Canada has unexpectedly withdrawn its plan to implement a new digital services tax on American technology companies, just days after former President Donald Trump criticized the move as a “foolish” and “direct and blatant attack” on the United States. The decision was announced by Canadian Prime Minister Mark Carney on the eve of the tax’s scheduled implementation, as Canada seeks to revive stalled trade negotiations with the US before a critical July 21 deadline.

The tax, which was set to impose a 3% levy on revenue generated by companies such as Amazon, Google, Meta, Uber, and Airbnb from Canadian users, would have been applied retroactively, potentially leaving these firms with a $2 billion bill due in the United States by the end of the month. Former President Trump had reacted strongly, halting trade talks with Canada and threatening to introduce new tariffs on Canadian goods within the week.

Background and Reactions

The announcement comes as tensions between the US and Canada have been escalating over trade policies. On Friday, Trump expressed his disapproval on Truth Social, stating, “We have just been informed that Canada… has just announced that they are putting a Digital Services Tax on our American Technology Companies, which is a direct and blatant attack on our Country.” He further accused Canada of emulating the European Union, which has been in discussions with the US over similar taxes.

“Based on this egregious Tax, we are hereby terminating ALL discussions on Trade with Canada, effective immediately,” Trump declared.

In response to the backlash, Carney’s office confirmed that he had spoken with Trump on Sunday night, leading to the decision to halt the tax. Finance Minister François-Philippe Champagne is now working on legislation to rescind the tax, as stated by Canada’s finance ministry.

Implications for US-Canada Relations

The digital services tax was initially announced in 2020 as a measure to ensure that large technology companies operating in Canada contribute taxes on revenues generated from Canadian users. However, the abrupt cancellation of the tax highlights the fragility of US-Canada trade relations, especially in the context of ongoing negotiations for a new economic agreement.

According to a statement from Canada’s finance ministry, “Canada’s preference has always been a multilateral agreement related to digital services taxation.” The breakdown in talks followed a meeting between Trump and Carney at the G7 summit in mid-June, where they had agreed to finalize a new economic deal within 30 days.

Expert Opinions and Future Prospects

Trade experts suggest that the decision to withdraw the tax reflects Canada’s strategic prioritization of its economic relationship with the US. “The US is Canada’s largest trading partner, and any disruption in this relationship could have significant economic repercussions,” noted trade analyst Sarah Johnson.

Meanwhile, Canadian businesses have expressed relief at the decision, urging consumers to support local companies. “Economically we have such power over Canada. We’d rather not use it,” Trump remarked, emphasizing the economic leverage the US holds over its northern neighbor.
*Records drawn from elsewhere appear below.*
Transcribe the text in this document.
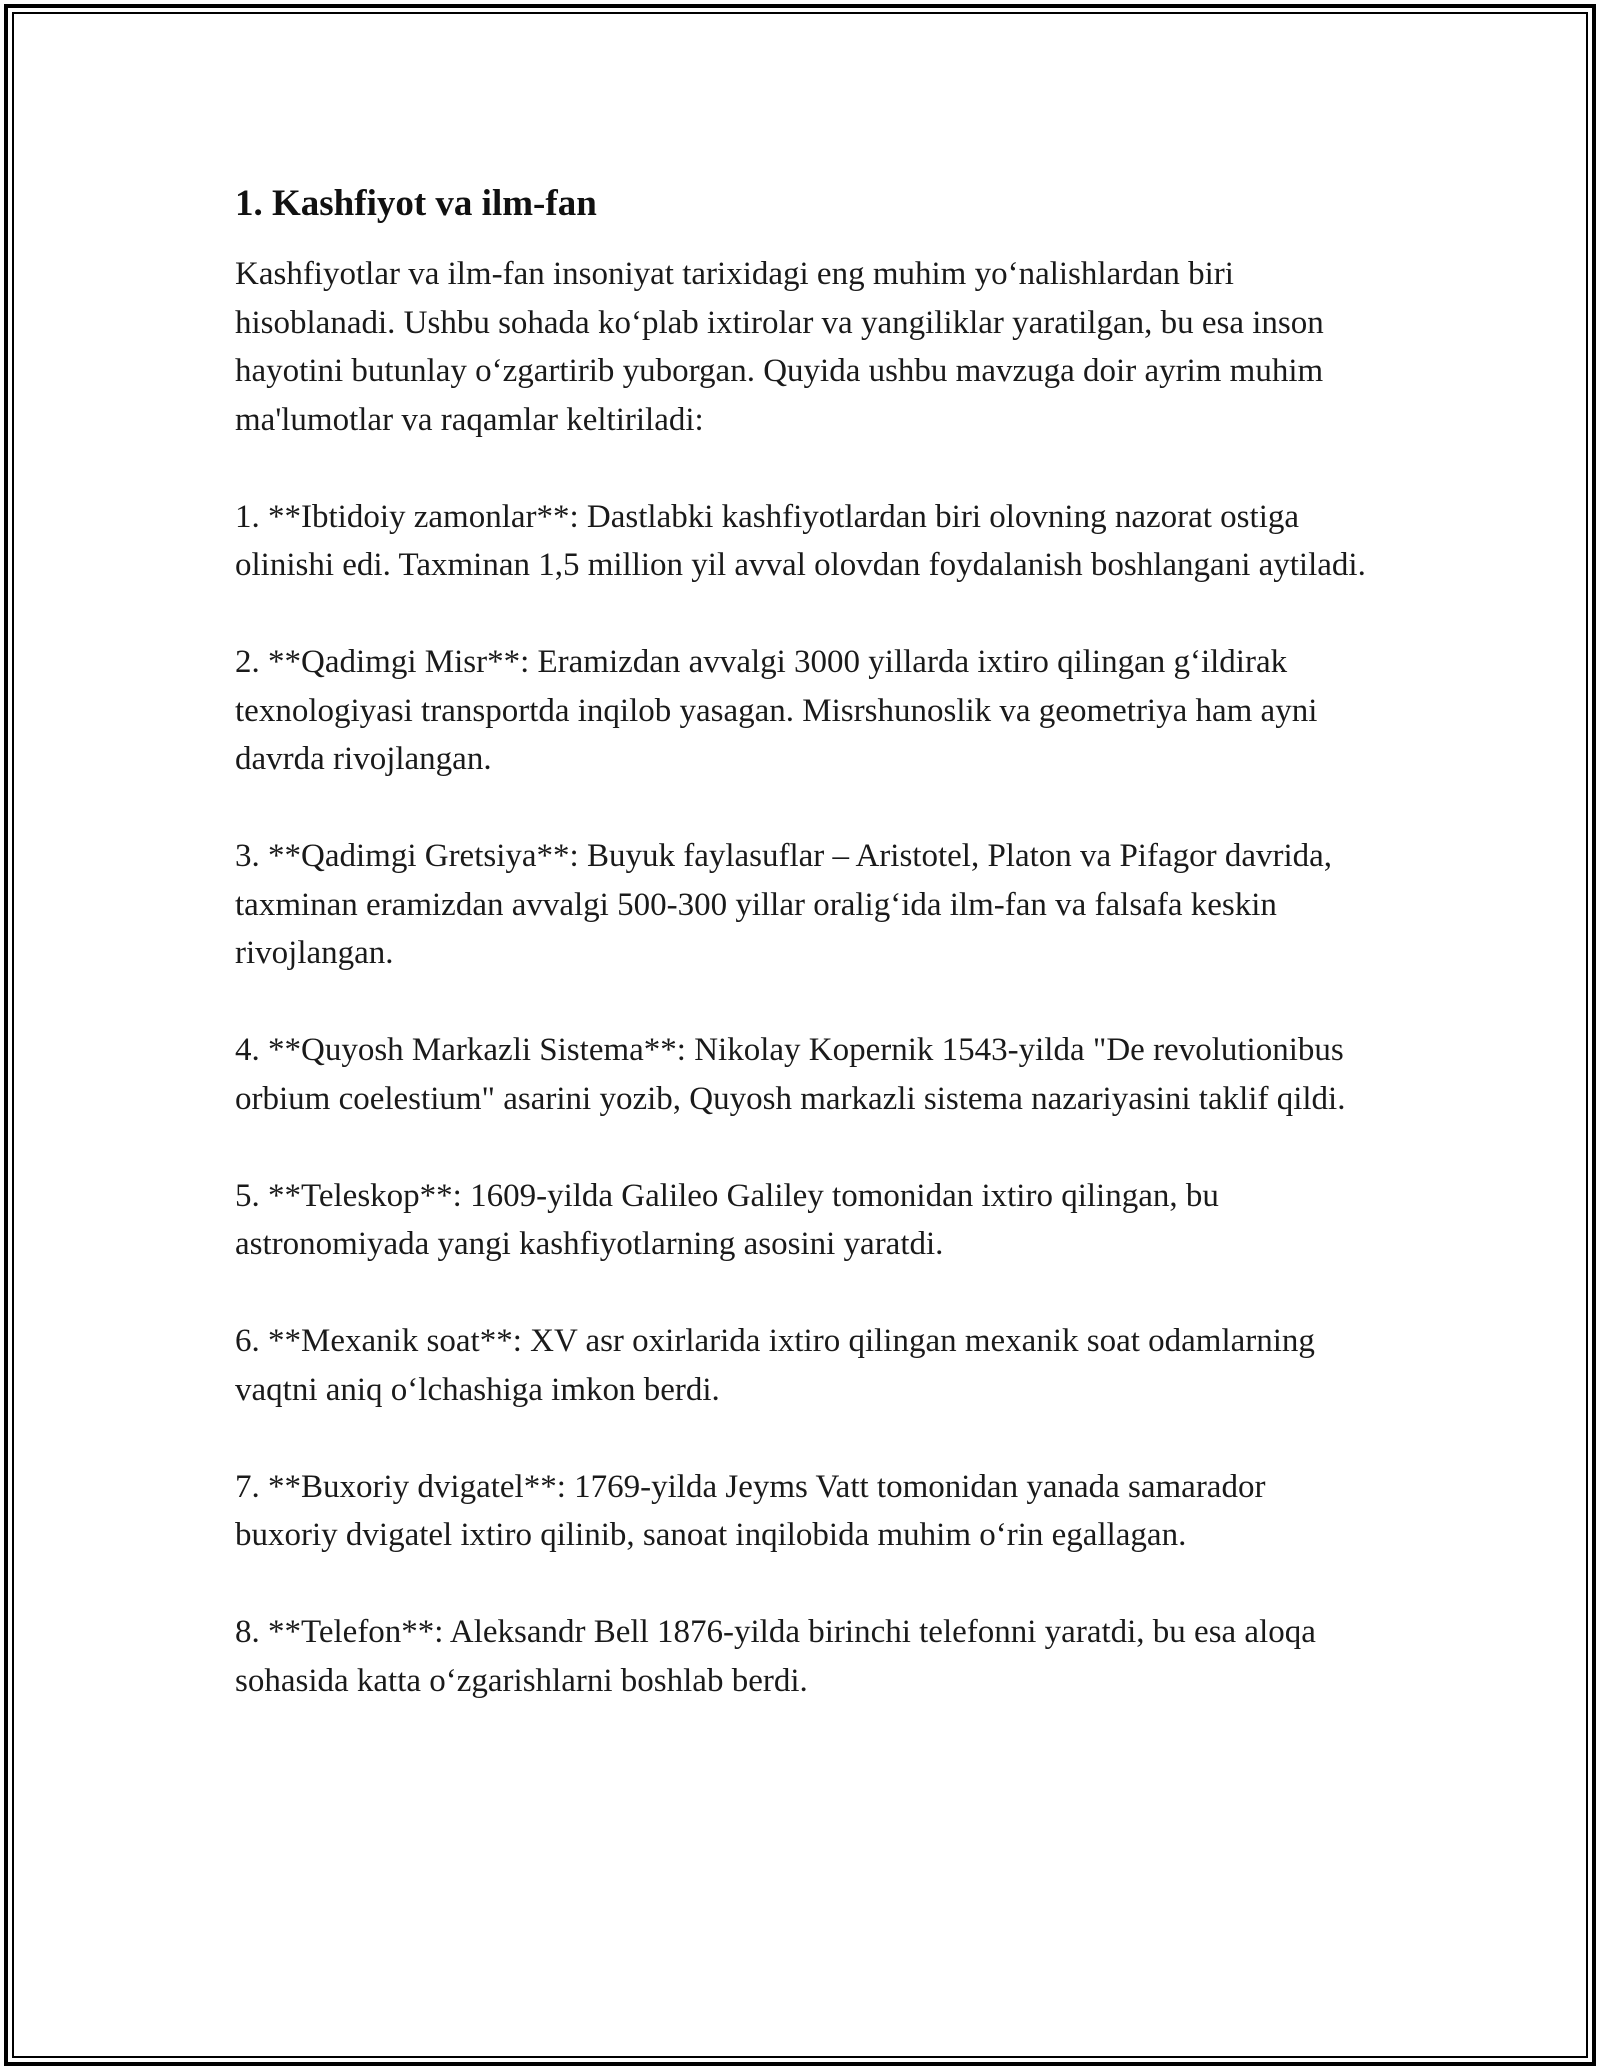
1. Kashfiyot va ilm-fan

Kashfiyotlar va ilm-fan insoniyat tarixidagi eng muhim yo‘nalishlardan biri hisoblanadi. Ushbu sohada ko‘plab ixtirolar va yangiliklar yaratilgan, bu esa inson hayotini butunlay o‘zgartirib yuborgan. Quyida ushbu mavzuga doir ayrim muhim ma'lumotlar va raqamlar keltiriladi:

1. **Ibtidoiy zamonlar**: Dastlabki kashfiyotlardan biri olovning nazorat ostiga olinishi edi. Taxminan 1,5 million yil avval olovdan foydalanish boshlangani aytiladi.

2. **Qadimgi Misr**: Eramizdan avvalgi 3000 yillarda ixtiro qilingan g‘ildirak texnologiyasi transportda inqilob yasagan. Misrshunoslik va geometriya ham ayni davrda rivojlangan.

3. **Qadimgi Gretsiya**: Buyuk faylasuflar – Aristotel, Platon va Pifagor davrida, taxminan eramizdan avvalgi 500-300 yillar oralig‘ida ilm-fan va falsafa keskin rivojlangan.

4. **Quyosh Markazli Sistema**: Nikolay Kopernik 1543-yilda "De revolutionibus orbium coelestium" asarini yozib, Quyosh markazli sistema nazariyasini taklif qildi.

5. **Teleskop**: 1609-yilda Galileo Galiley tomonidan ixtiro qilingan, bu astronomiyada yangi kashfiyotlarning asosini yaratdi.

6. **Mexanik soat**: XV asr oxirlarida ixtiro qilingan mexanik soat odamlarning vaqtni aniq o‘lchashiga imkon berdi.

7. **Buxoriy dvigatel**: 1769-yilda Jeyms Vatt tomonidan yanada samarador buxoriy dvigatel ixtiro qilinib, sanoat inqilobida muhim o‘rin egallagan.

8. **Telefon**: Aleksandr Bell 1876-yilda birinchi telefonni yaratdi, bu esa aloqa sohasida katta o‘zgarishlarni boshlab berdi.
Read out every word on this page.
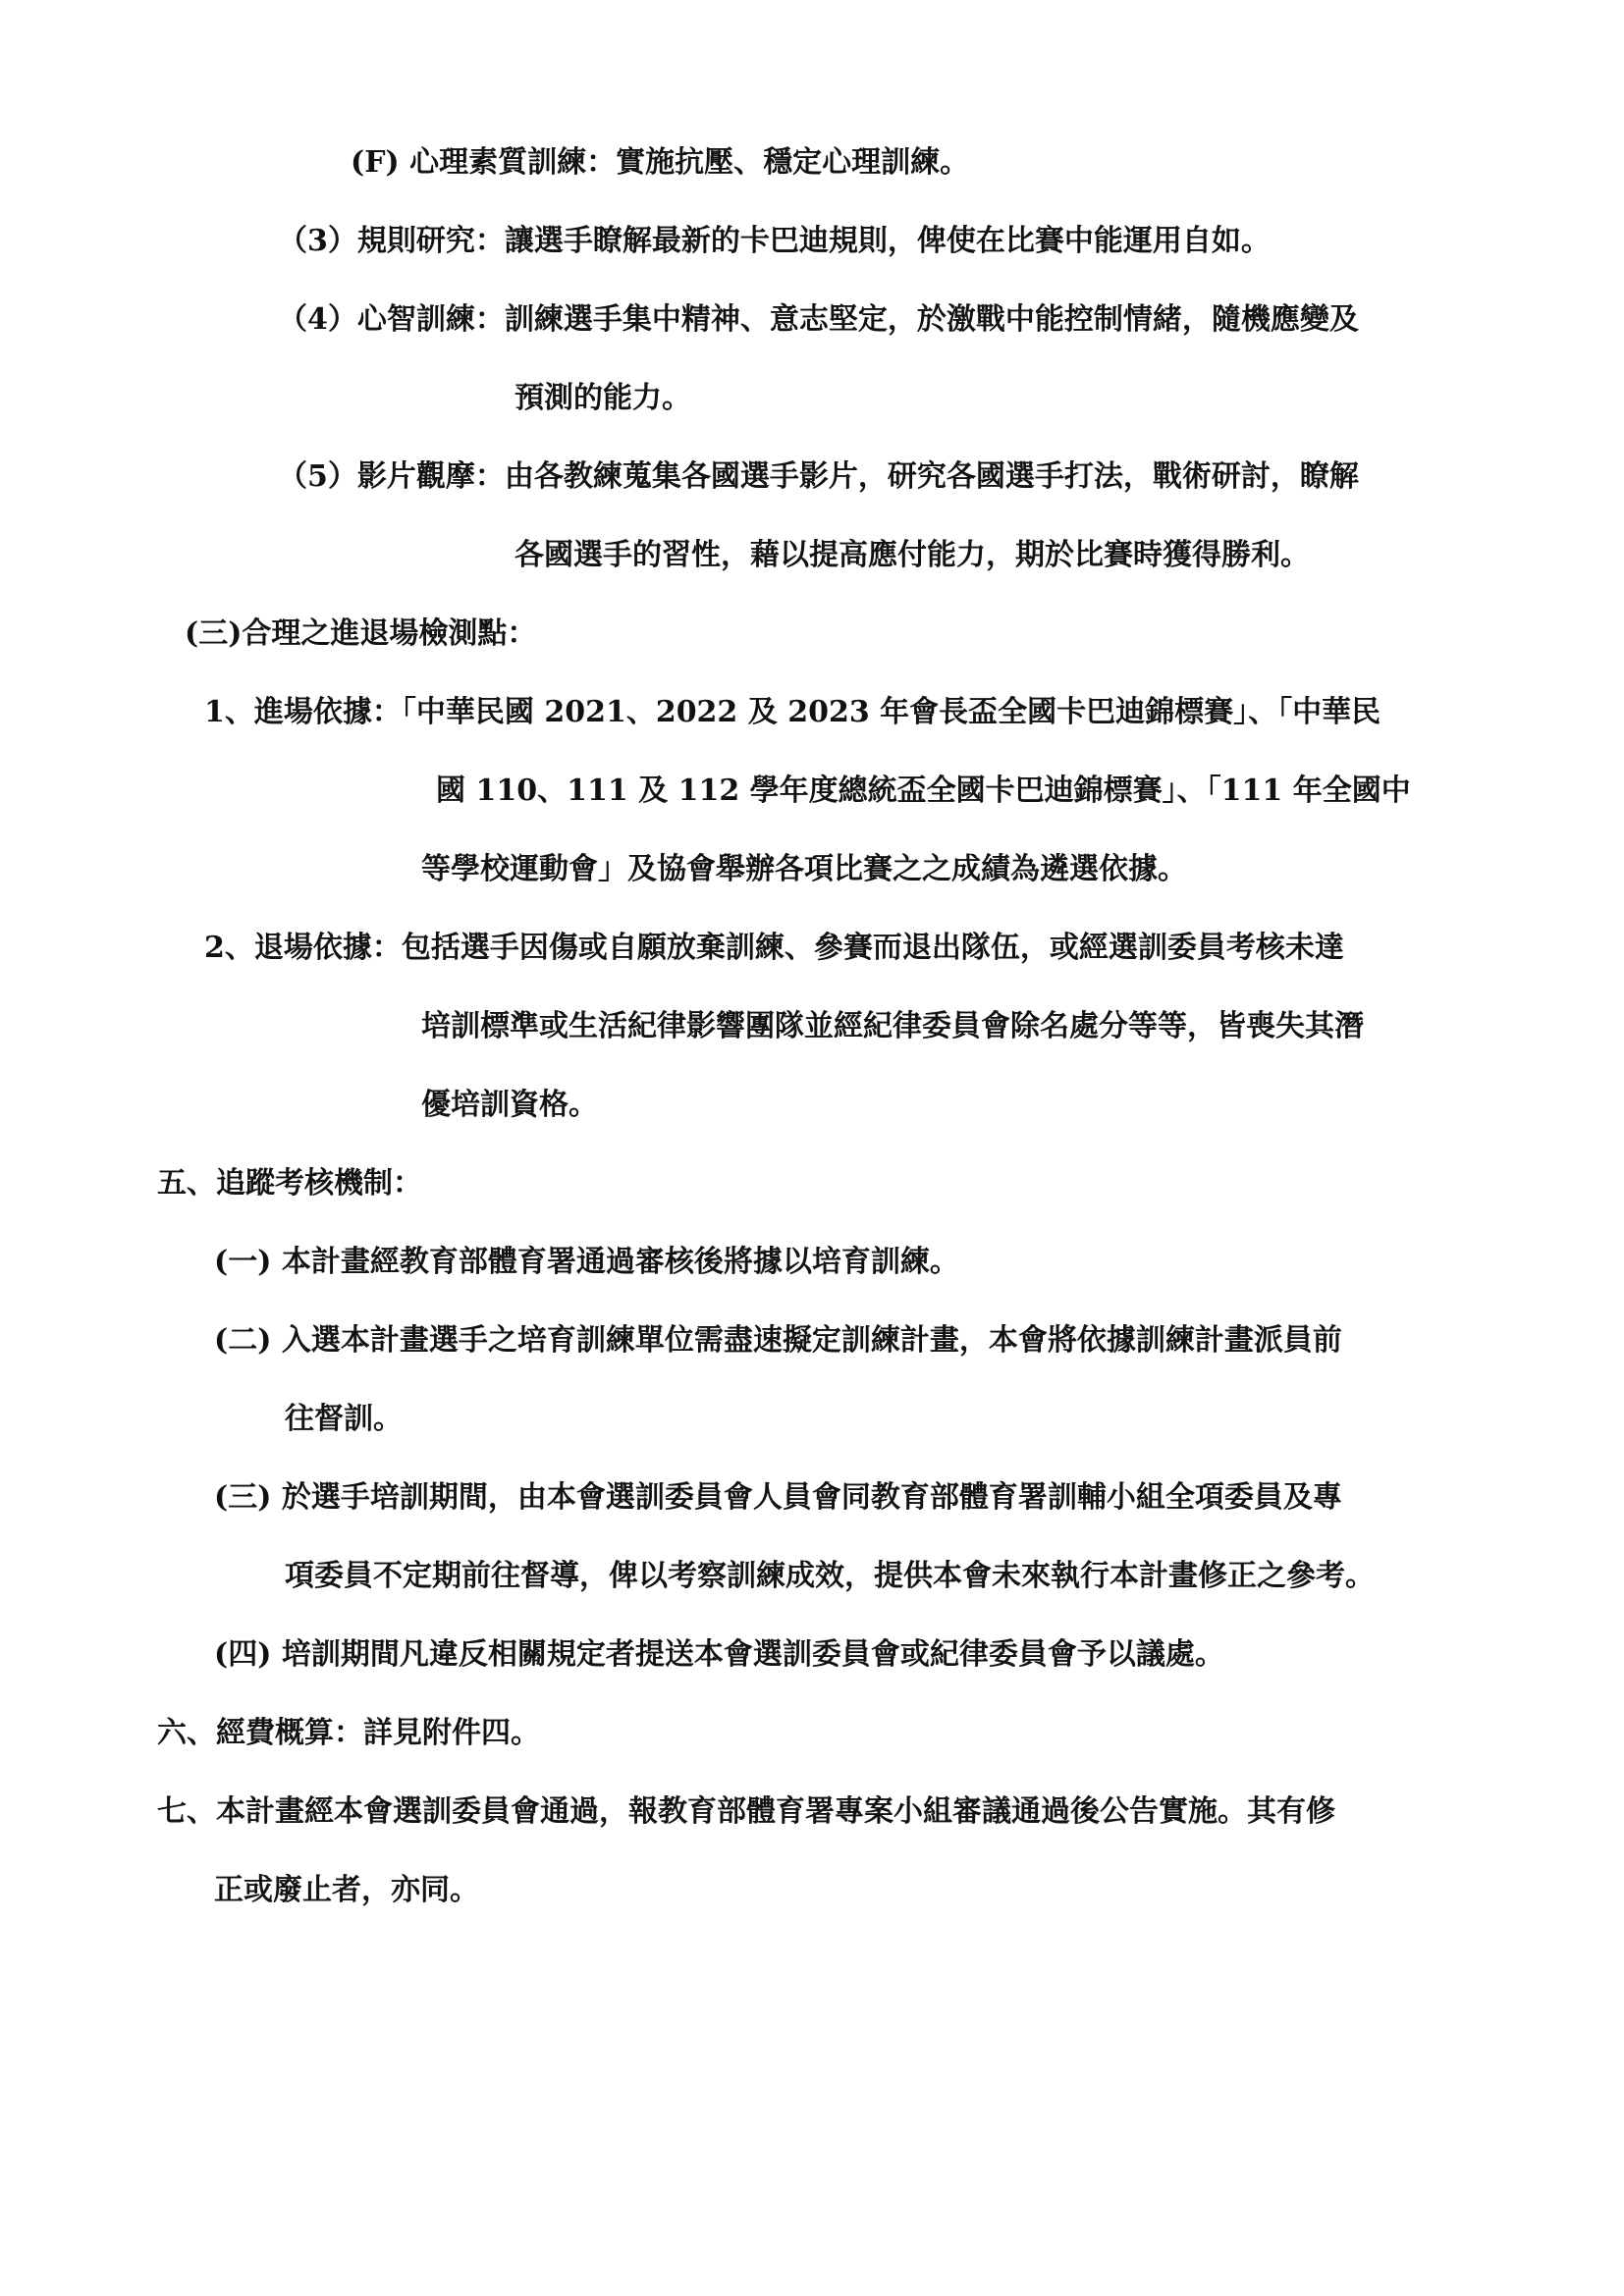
(F) 心理素質訓練：實施抗壓、穩定心理訓練。
（3）規則研究：讓選手瞭解最新的卡巴迪規則，俾使在比賽中能運用自如。
（4）心智訓練：訓練選手集中精神、意志堅定，於激戰中能控制情緒，隨機應變及
預測的能力。
（5）影片觀摩：由各教練蒐集各國選手影片，研究各國選手打法，戰術研討，瞭解
各國選手的習性，藉以提高應付能力，期於比賽時獲得勝利。
(三)合理之進退場檢測點：
1、進場依據：「中華民國 2021、2022 及 2023 年會長盃全國卡巴迪錦標賽」、「中華民
國 110、111 及 112 學年度總統盃全國卡巴迪錦標賽」、「111 年全國中
等學校運動會」及協會舉辦各項比賽之之成績為遴選依據。
2、退場依據：包括選手因傷或自願放棄訓練、參賽而退出隊伍，或經選訓委員考核未達
培訓標準或生活紀律影響團隊並經紀律委員會除名處分等等，皆喪失其潛
優培訓資格。
五、追蹤考核機制：
(一) 本計畫經教育部體育署通過審核後將據以培育訓練。
(二) 入選本計畫選手之培育訓練單位需盡速擬定訓練計畫，本會將依據訓練計畫派員前
往督訓。
(三) 於選手培訓期間，由本會選訓委員會人員會同教育部體育署訓輔小組全項委員及專
項委員不定期前往督導，俾以考察訓練成效，提供本會未來執行本計畫修正之參考。
(四) 培訓期間凡違反相關規定者提送本會選訓委員會或紀律委員會予以議處。
六、經費概算：詳見附件四。
七、本計畫經本會選訓委員會通過，報教育部體育署專案小組審議通過後公告實施。其有修
正或廢止者，亦同。
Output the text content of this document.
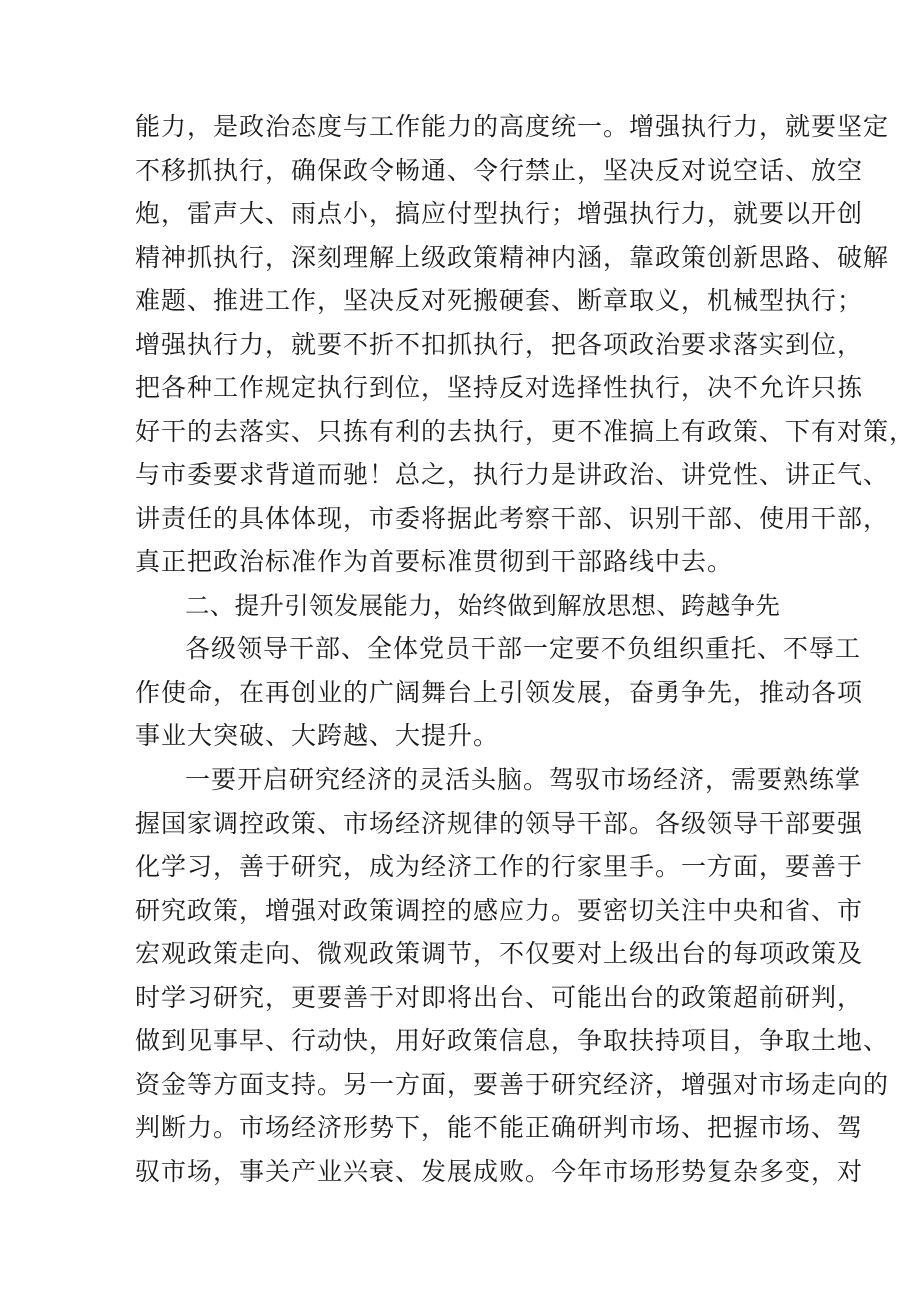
能力，是政治态度与工作能力的高度统一。增强执行力，就要坚定
不移抓执行，确保政令畅通、令行禁止，坚决反对说空话、放空
炮，雷声大、雨点小，搞应付型执行；增强执行力，就要以开创
精神抓执行，深刻理解上级政策精神内涵，靠政策创新思路、破解
难题、推进工作，坚决反对死搬硬套、断章取义，机械型执行；
增强执行力，就要不折不扣抓执行，把各项政治要求落实到位，
把各种工作规定执行到位，坚持反对选择性执行，决不允许只拣
好干的去落实、只拣有利的去执行，更不准搞上有政策、下有对策，
与市委要求背道而驰！总之，执行力是讲政治、讲党性、讲正气、
讲责任的具体体现，市委将据此考察干部、识别干部、使用干部，
真正把政治标准作为首要标准贯彻到干部路线中去。
二、提升引领发展能力，始终做到解放思想、跨越争先
各级领导干部、全体党员干部一定要不负组织重托、不辱工
作使命，在再创业的广阔舞台上引领发展，奋勇争先，推动各项
事业大突破、大跨越、大提升。
一要开启研究经济的灵活头脑。驾驭市场经济，需要熟练掌
握国家调控政策、市场经济规律的领导干部。各级领导干部要强
化学习，善于研究，成为经济工作的行家里手。一方面，要善于
研究政策，增强对政策调控的感应力。要密切关注中央和省、市
宏观政策走向、微观政策调节，不仅要对上级出台的每项政策及
时学习研究，更要善于对即将出台、可能出台的政策超前研判，
做到见事早、行动快，用好政策信息，争取扶持项目，争取土地、
资金等方面支持。另一方面，要善于研究经济，增强对市场走向的
判断力。市场经济形势下，能不能正确研判市场、把握市场、驾
驭市场，事关产业兴衰、发展成败。今年市场形势复杂多变，对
“It’s not going to work out well for Canada. They were foolish to do it,” Trump commented from the Oval Office.

Looking Ahead

As Canada moves to rescind the digital services tax, the focus now shifts to the resumption of trade negotiations later this month. Both nations are expected to work towards a mutually beneficial agreement that addresses the concerns of both parties.

With the July 21 deadline looming, the coming weeks will be crucial for US-Canada trade relations. The outcome of these negotiations will likely set the tone for future economic interactions between the two countries.

For now, Canadian officials remain optimistic about reaching a resolution that will strengthen bilateral ties and foster economic growth. As the situation develops, stakeholders on both sides of the border will be closely monitoring the progress of these critical discussions.